Das Fußball-Melodram, aktuell erfolgreich in den deutschen Kinos gestartet und die erste internationale Produktion von Bayerns filmischem Lieblingskind Marcus H. Rosenmüller, feiert die Lebensleistung von Bert Trautmann, der vom gehassten deutschen Kriegsgefangenen in England zur Torwartlegende Manchesters wurde. Ein Fussballer, der den Briten mit Hingabe eine Brücke zu den deutschen Kriegsgegnern baute: Von 1949 bis 1964 stand er für Manchester City 545-mal im Tor, bei einem legendären Spiel auch einmal bis zum Ende, obwohl er sich den Halswirbel gebrochen hatte.

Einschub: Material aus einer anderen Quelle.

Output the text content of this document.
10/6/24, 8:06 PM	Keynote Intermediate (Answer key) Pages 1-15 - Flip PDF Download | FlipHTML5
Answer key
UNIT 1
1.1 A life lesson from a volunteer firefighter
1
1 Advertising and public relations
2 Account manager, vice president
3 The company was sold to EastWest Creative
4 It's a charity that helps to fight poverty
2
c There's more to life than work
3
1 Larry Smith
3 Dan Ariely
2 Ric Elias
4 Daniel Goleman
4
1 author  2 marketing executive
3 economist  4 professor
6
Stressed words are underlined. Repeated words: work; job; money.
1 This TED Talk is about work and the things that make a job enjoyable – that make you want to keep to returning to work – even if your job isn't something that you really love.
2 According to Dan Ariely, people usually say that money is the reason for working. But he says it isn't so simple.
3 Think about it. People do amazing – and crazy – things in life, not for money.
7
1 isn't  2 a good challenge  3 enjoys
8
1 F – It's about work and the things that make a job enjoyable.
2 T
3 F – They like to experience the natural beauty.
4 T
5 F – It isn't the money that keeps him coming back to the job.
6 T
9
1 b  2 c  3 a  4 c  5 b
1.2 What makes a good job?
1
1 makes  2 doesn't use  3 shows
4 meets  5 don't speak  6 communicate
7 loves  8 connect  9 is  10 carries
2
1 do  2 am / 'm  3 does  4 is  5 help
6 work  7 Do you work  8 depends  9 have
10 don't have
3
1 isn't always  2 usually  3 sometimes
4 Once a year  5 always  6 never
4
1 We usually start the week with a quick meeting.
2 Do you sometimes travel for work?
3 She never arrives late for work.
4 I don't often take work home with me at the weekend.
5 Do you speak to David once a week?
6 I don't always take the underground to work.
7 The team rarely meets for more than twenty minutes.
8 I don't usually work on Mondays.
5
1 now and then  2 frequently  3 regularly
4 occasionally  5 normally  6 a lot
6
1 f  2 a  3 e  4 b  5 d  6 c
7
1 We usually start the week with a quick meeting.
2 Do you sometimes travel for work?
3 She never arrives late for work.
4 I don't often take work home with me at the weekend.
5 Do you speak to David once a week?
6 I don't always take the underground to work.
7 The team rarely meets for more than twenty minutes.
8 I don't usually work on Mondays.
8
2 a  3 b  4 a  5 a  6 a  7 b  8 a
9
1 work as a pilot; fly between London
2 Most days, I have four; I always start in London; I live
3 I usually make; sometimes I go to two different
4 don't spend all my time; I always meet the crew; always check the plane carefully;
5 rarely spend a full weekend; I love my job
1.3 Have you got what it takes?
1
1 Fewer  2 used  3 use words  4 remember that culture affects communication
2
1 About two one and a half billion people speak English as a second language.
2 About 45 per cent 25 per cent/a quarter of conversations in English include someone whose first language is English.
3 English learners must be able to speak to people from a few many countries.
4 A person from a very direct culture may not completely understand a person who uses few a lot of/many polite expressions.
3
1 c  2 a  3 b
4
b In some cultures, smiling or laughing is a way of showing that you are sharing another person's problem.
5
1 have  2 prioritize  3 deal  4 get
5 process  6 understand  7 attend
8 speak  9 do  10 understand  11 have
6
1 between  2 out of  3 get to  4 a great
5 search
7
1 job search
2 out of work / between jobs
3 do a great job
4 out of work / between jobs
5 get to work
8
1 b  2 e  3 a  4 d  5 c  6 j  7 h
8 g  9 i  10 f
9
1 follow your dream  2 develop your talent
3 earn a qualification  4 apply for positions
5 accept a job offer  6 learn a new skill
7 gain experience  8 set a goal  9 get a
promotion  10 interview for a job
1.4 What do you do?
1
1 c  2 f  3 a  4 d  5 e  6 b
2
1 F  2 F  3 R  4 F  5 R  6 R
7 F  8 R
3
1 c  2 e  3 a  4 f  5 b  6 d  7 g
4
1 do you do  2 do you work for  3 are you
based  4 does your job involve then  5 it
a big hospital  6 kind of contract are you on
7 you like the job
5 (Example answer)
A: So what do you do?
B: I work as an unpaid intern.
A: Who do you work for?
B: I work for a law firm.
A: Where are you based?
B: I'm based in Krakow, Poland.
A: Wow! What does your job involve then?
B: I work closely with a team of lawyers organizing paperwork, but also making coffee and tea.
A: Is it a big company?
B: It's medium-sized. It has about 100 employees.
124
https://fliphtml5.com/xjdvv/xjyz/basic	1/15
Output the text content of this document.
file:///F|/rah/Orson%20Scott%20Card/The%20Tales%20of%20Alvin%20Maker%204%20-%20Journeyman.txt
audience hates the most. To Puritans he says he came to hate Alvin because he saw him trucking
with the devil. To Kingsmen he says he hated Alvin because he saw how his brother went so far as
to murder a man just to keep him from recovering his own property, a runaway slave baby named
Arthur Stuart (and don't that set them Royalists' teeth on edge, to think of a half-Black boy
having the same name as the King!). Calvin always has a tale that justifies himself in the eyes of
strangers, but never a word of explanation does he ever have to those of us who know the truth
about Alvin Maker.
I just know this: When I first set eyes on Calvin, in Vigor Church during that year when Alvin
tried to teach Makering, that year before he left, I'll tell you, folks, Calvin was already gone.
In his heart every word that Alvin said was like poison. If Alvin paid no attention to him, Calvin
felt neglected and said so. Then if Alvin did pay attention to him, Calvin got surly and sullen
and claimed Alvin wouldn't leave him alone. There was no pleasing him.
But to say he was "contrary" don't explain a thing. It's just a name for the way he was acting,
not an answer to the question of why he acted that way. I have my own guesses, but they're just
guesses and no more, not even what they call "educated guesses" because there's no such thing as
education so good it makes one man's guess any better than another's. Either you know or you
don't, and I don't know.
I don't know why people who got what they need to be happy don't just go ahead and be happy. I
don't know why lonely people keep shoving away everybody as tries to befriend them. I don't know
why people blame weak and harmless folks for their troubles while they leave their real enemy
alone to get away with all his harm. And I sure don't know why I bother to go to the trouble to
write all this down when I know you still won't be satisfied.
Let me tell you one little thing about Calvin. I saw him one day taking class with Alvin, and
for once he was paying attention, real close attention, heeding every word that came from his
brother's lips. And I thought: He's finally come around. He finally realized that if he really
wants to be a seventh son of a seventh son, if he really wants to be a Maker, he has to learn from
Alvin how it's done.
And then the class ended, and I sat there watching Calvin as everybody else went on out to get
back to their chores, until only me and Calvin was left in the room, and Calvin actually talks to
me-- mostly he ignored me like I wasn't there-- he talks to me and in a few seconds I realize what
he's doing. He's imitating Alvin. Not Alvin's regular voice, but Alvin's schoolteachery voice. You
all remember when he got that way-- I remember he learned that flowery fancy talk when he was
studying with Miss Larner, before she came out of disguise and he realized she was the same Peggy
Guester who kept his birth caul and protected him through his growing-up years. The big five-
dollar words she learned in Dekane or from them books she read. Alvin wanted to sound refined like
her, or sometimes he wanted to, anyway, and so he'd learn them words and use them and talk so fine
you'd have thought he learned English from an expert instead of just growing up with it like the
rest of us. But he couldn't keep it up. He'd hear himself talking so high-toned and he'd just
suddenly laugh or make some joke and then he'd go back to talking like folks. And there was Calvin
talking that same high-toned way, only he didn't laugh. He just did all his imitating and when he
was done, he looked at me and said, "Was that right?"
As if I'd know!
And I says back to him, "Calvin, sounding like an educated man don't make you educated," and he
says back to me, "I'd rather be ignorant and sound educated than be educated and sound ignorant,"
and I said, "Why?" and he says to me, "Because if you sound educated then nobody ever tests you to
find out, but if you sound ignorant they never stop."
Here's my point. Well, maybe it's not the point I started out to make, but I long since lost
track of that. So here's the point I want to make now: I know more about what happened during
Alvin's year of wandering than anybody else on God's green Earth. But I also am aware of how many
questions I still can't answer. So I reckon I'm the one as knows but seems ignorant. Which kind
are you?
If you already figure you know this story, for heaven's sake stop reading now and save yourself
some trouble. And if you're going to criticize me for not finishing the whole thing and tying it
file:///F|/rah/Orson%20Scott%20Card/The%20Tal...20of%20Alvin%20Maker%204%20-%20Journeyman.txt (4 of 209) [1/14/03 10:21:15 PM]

Riesiges Interesse an Rosenmüllers erster internationaler Produktion

Nur einen Tag vor der großen Trautmann-Premiere in England ermöglichten Produzent Robert Marciniak und Verleiher Al Munteanu von Square One die Vorführung mit Staraufgebot im mit 300 Zuschauern voll besetzten Senatssaal des Bayerischen Landtags. Landtagspräsidentin Ilse Aigner würdigte den Film in der Eröffnung als „Unterhaltung mit Anspruch“ und begrüßte als Gäste, die nach dem Film zum Thema „Briten und Deutsche - vereint in Obsessionen“ diskutierten Regisseur Marcus H. Rosenmüller, Hauptdarsteller David Kross, den ehemaligen Nationaltorwart und heutigen Co-Trainer des FC Augsburg Jens Lehmann sowie die Moderatorin Katrin Müller-Hohenstein. Im Publikum verfolgten zahlreiche Mitglieder des Landtags, Torwartnachwuchs von 1860 München und FC Bayern, aber auch Filmbranchengäste wie Schauspielerin Jutta Speidel und FFF-Geschäftsführerin Dorothee Erpenstein die Vorführung.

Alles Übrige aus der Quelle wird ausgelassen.